Serrin hesitated. The pause told Geraint there was something he wasn’t revealing.

“Come on, Serrin, what is it? It’s Hessler, isn’t it? He told you something you don’t want to tell us. I guess I understand why, but-”

“No, it isn’t Hessler. It’s Merlin,” Serrin said, gently and sadly. The change in his voice was obvious. They all fell silent and looked at him.

“Merlin is a better ‘human being’ than most people are, I think,” he said. “Well, elf, human, what the frag. He’s a spirit of people, I think. I don’t know much about his history, he hasn’t told me about it. But he genuinely likes people and he’s troubled. He knows who we’re after, and can’t tell because he’d be destroyed once people figured it out that we got it from him”

“Then Hessler must know,” Michael pointed out.

“Yes, I think he must,” Serrin agreed. “He’s obviously a member of some powerful hermetic order. His cormmand of metamagic is something else, I can tell you. He can snap his fingers and do things I’d need a week of preparation to even risk attempting. He’s impressive. And he’s especially impressive because he doesn’t make a show out of it, and he doesn’t do things in ways other than are absolutely necessary. I’ll never be anywhere near that good.” He shook his head, but not sadly. “He’s simply in another league. Whatever that is. I think there’s some kind of game afoot among them. And our target is part of that game.”

“So what’s the point of the game?”

“Our target wants the money,” Serrin said. “I do know that. He genuinely wants the money, though I don’t know what for.”

“You could buy a fair-sized country with it,” Geraint observed. “So he could want almost anything. With that much, you could do almost anything, let’s face it.”

“Look at it from the other side,” Michael said. “What could you want to do that needs that much money?”

“Settle Mars?” Streak said, shrugging his shoulders. “Frag it, you’re talking that kind of scale.”

“What would you want to do if you were Leonardo?” Kristen asked. They turned and looked at her. “Sorry, was I being stupid?” she said meekly.

“On the contrary,” Michael said. “Serrin, can I borrow your wife for a while? Would you mind, Kristen? You have more common sense than I do and I think I have a lot of data you ought to be looking through.

“If this is deeper than just a Leonardo-fixation, then we should test the idea out. What would Leonardo have done next? What did he leave as an unfulfilled ambition? At least if we work on this theory we could do something. Something that could be a signal to that someone, out here, who’s playing this deadly game. And we might just get a response.”

“You’ll have to continue this discussion without me,” Geraint told them. “I have to go and bathe and change. Luncheon awaits.”

“We won’t expect you back too soon,” Michael said sweetly.

“Frag off,” Geraint said tartly.

“Actually. Geraint,” Michael said as seriously as he could muster, “if the drek hits the fan and you go broke, the Countess has a lot of property holdings. She’s a very rich window indeed. And a marriage to a de Medici too. It would be so utterly, utterly romantic.” He gave a horribly twee grin and then his face broke into a playful smirk.

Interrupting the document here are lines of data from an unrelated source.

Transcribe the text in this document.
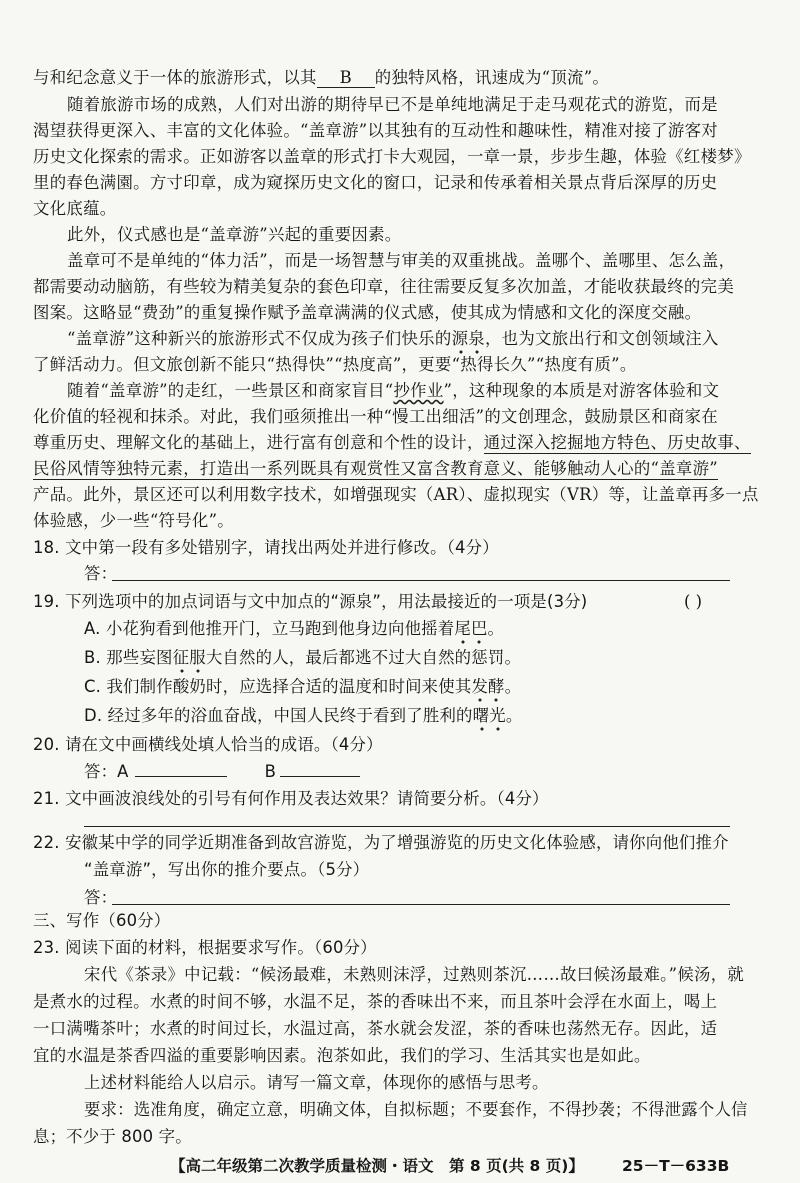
与和纪念意义于一体的旅游形式，以其 B 的独特风格，讯速成为“顶流”。
随着旅游市场的成熟，人们对出游的期待早已不是单纯地满足于走马观花式的游览，而是
渴望获得更深入、丰富的文化体验。“盖章游”以其独有的互动性和趣味性，精准对接了游客对
历史文化探索的需求。正如游客以盖章的形式打卡大观园，一章一景，步步生趣，体验《红楼梦》
里的春色满園。方寸印章，成为窥探历史文化的窗口，记录和传承着相关景点背后深厚的历史
文化底蕴。
此外，仪式感也是“盖章游”兴起的重要因素。
盖章可不是单纯的“体力活”，而是一场智慧与审美的双重挑战。盖哪个、盖哪里、怎么盖，
都需要动动脑筋，有些较为精美复杂的套色印章，往往需要反复多次加盖，才能收获最终的完美
图案。这略显“费劲”的重复操作赋予盖章满满的仪式感，使其成为情感和文化的深度交融。
“盖章游”这种新兴的旅游形式不仅成为孩子们快乐的源泉，也为文旅出行和文创领域注入
了鲜活动力。但文旅创新不能只“热得快”“热度高”，更要“热得长久”“热度有质”。
随着“盖章游”的走红，一些景区和商家盲目“抄作业”，这种现象的本质是对游客体验和文
化价值的轻视和抹杀。对此，我们亟须推出一种“慢工出细活”的文创理念，鼓励景区和商家在
尊重历史、理解文化的基础上，进行富有创意和个性的设计，通过深入挖掘地方特色、历史故事、
民俗风情等独特元素，打造出一系列既具有观赏性又富含教育意义、能够触动人心的“盖章游”
产品。此外，景区还可以利用数字技术，如增强现实（AR）、虚拟现实（VR）等，让盖章再多一点
体验感，少一些“符号化”。
18. 文中第一段有多处错别字，请找出两处并进行修改。（4分）
答：
19. 下列选项中的加点词语与文中加点的“源泉”，用法最接近的一项是(3分)	( )
A. 小花狗看到他推开门，立马跑到他身边向他摇着尾巴。
B. 那些妄图征服大自然的人，最后都逃不过大自然的惩罚。
C. 我们制作酸奶时，应选择合适的温度和时间来使其发酵。
D. 经过多年的浴血奋战，中国人民终于看到了胜利的曙光。
20. 请在文中画横线处填人恰当的成语。（4分）
答：A	B
21. 文中画波浪线处的引号有何作用及表达效果？请简要分析。（4分）
22. 安徽某中学的同学近期准备到故宫游览，为了增强游览的历史文化体验感，请你向他们推介
“盖章游”，写出你的推介要点。（5分）
答：
三、写作（60分）
23. 阅读下面的材料，根据要求写作。（60分）
宋代《茶录》中记载：“候汤最难，未熟则沫浮，过熟则茶沉……故曰候汤最难。”候汤，就
是煮水的过程。水煮的时间不够，水温不足，茶的香味出不来，而且茶叶会浮在水面上，喝上
一口满嘴茶叶；水煮的时间过长，水温过高，茶水就会发涩，茶的香味也荡然无存。因此，适
宜的水温是茶香四溢的重要影响因素。泡茶如此，我们的学习、生活其实也是如此。
上述材料能给人以启示。请写一篇文章，体现你的感悟与思考。
要求：选准角度，确定立意，明确文体，自拟标题；不要套作，不得抄袭；不得泄露个人信
息；不少于 800 字。
【高二年级第二次教学质量检测・语文　第 8 页(共 8 页)】 25－T－633B
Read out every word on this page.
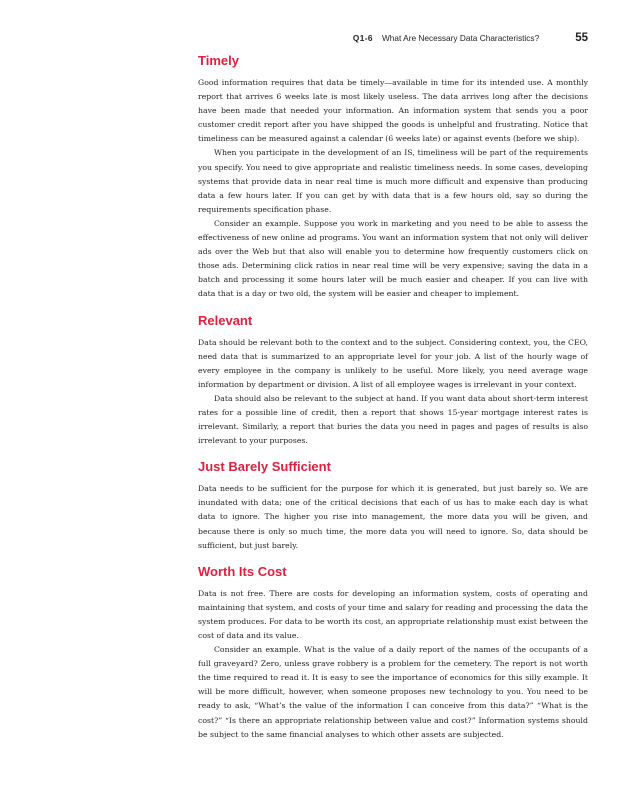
Q1-6 What Are Necessary Data Characteristics?	55
Timely

Good information requires that data be timely—available in time for its intended use. A monthly report that arrives 6 weeks late is most likely useless. The data arrives long after the decisions have been made that needed your information. An information system that sends you a poor customer credit report after you have shipped the goods is unhelpful and frustrating. Notice that timeliness can be measured against a calendar (6 weeks late) or against events (before we ship).

When you participate in the development of an IS, timeliness will be part of the requirements you specify. You need to give appropriate and realistic timeliness needs. In some cases, developing systems that provide data in near real time is much more difficult and expensive than producing data a few hours later. If you can get by with data that is a few hours old, say so during the requirements specification phase.

Consider an example. Suppose you work in marketing and you need to be able to assess the effectiveness of new online ad programs. You want an information system that not only will deliver ads over the Web but that also will enable you to determine how frequently customers click on those ads. Determining click ratios in near real time will be very expensive; saving the data in a batch and processing it some hours later will be much easier and cheaper. If you can live with data that is a day or two old, the system will be easier and cheaper to implement.

Relevant

Data should be relevant both to the context and to the subject. Considering context, you, the CEO, need data that is summarized to an appropriate level for your job. A list of the hourly wage of every employee in the company is unlikely to be useful. More likely, you need average wage information by department or division. A list of all employee wages is irrelevant in your context.

Data should also be relevant to the subject at hand. If you want data about short-term interest rates for a possible line of credit, then a report that shows 15-year mortgage interest rates is irrelevant. Similarly, a report that buries the data you need in pages and pages of results is also irrelevant to your purposes.

Just Barely Sufficient

Data needs to be sufficient for the purpose for which it is generated, but just barely so. We are inundated with data; one of the critical decisions that each of us has to make each day is what data to ignore. The higher you rise into management, the more data you will be given, and because there is only so much time, the more data you will need to ignore. So, data should be sufficient, but just barely.

Worth Its Cost

Data is not free. There are costs for developing an information system, costs of operating and maintaining that system, and costs of your time and salary for reading and processing the data the system produces. For data to be worth its cost, an appropriate relationship must exist between the cost of data and its value.

Consider an example. What is the value of a daily report of the names of the occupants of a full graveyard? Zero, unless grave robbery is a problem for the cemetery. The report is not worth the time required to read it. It is easy to see the importance of economics for this silly example. It will be more difficult, however, when someone proposes new technology to you. You need to be ready to ask, “What’s the value of the information I can conceive from this data?” “What is the cost?” “Is there an appropriate relationship between value and cost?” Information systems should be subject to the same financial analyses to which other assets are subjected.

“Welsh-Italian children. Imagine the tantrums they could throw!”

Geraint decided, on balance, not to throw the marble ashtray at him, but it was close for a time. He stalked out of the room.

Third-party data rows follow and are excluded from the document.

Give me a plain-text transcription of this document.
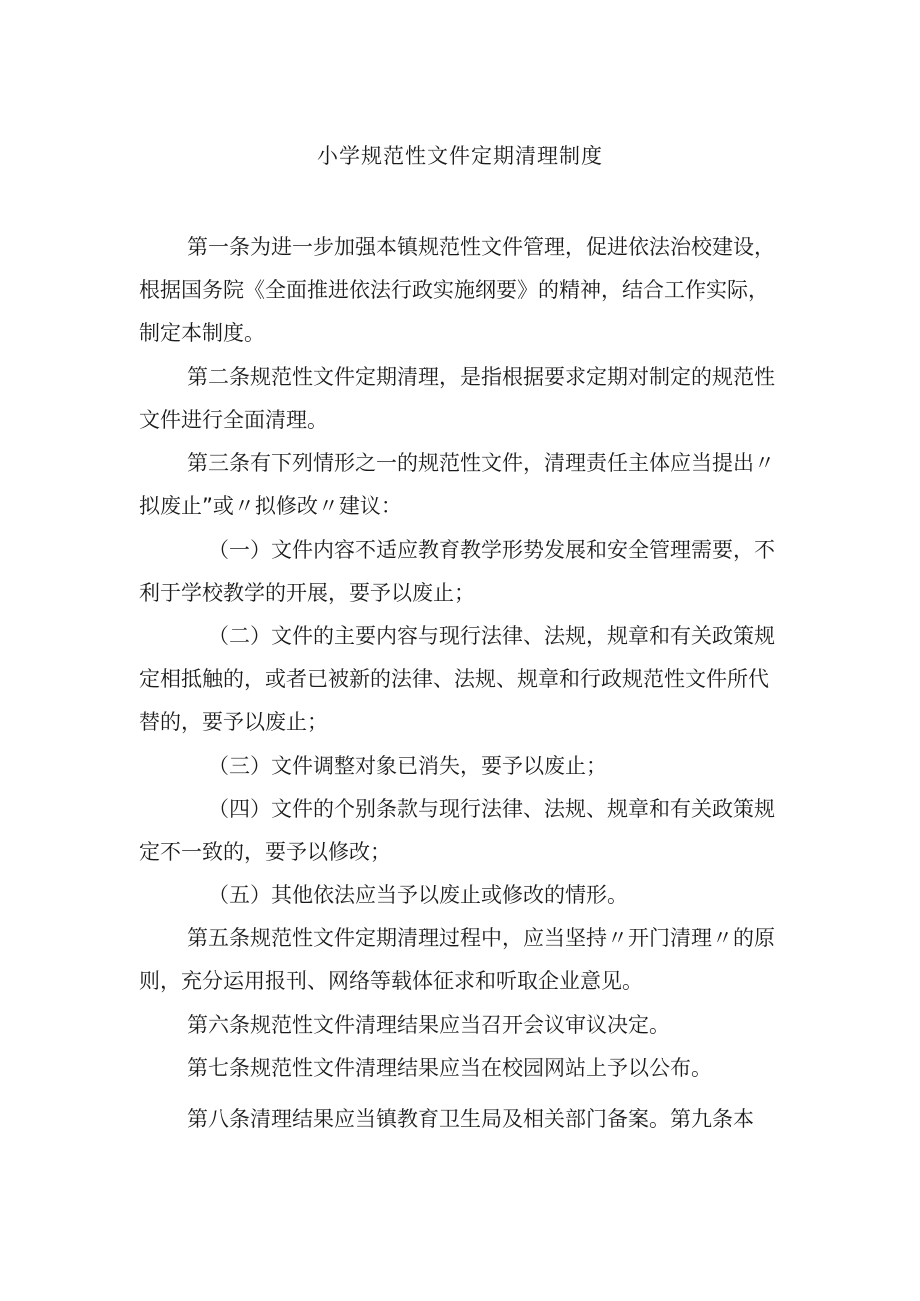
小学规范性文件定期清理制度
第一条为进一步加强本镇规范性文件管理，促进依法治校建设，
根据国务院《全面推进依法行政实施纲要》的精神，结合工作实际，
制定本制度。
第二条规范性文件定期清理，是指根据要求定期对制定的规范性
文件进行全面清理。
第三条有下列情形之一的规范性文件，清理责任主体应当提出〃
拟废止”或〃拟修改〃建议：
（一）文件内容不适应教育教学形势发展和安全管理需要，不
利于学校教学的开展，要予以废止；
（二）文件的主要内容与现行法律、法规，规章和有关政策规
定相抵触的，或者已被新的法律、法规、规章和行政规范性文件所代
替的，要予以废止；
（三）文件调整对象已消失，要予以废止；
（四）文件的个别条款与现行法律、法规、规章和有关政策规
定不一致的，要予以修改；
（五）其他依法应当予以废止或修改的情形。
第五条规范性文件定期清理过程中，应当坚持〃开门清理〃的原
则，充分运用报刊、网络等载体征求和听取企业意见。
第六条规范性文件清理结果应当召开会议审议决定。
第七条规范性文件清理结果应当在校园网站上予以公布。
第八条清理结果应当镇教育卫生局及相关部门备案。第九条本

“Kristen, my dear, you just made more sense in one line than we’ve managed in several days,” Michael said with relish. “Now let’s see what we can do on the basis of it.”

“There’s just one final thing,” Serrin said hesitantly. “About the bloodline angle. And the androgyne.”

“Mmmm?”

“I wondered, just wondered, if it might not be a woman, you know. Putting her face on Shroudman. Doing what her great-great-as-many-greats-as-you-can-count great-grandfather did when he painted Mona Lisa. Wouldn’t it fit?”

Most chains of reasoning break down somewhere. Serrin’s just had. But as Geraint toweled himself dry after his shower and mentally checked the list of purchases he wanted to make on the way, and as the others discussed their options, it was a woman, somewhere, who looked down on all this and smiled.

But she was smiling upon someone else, and he was in another city.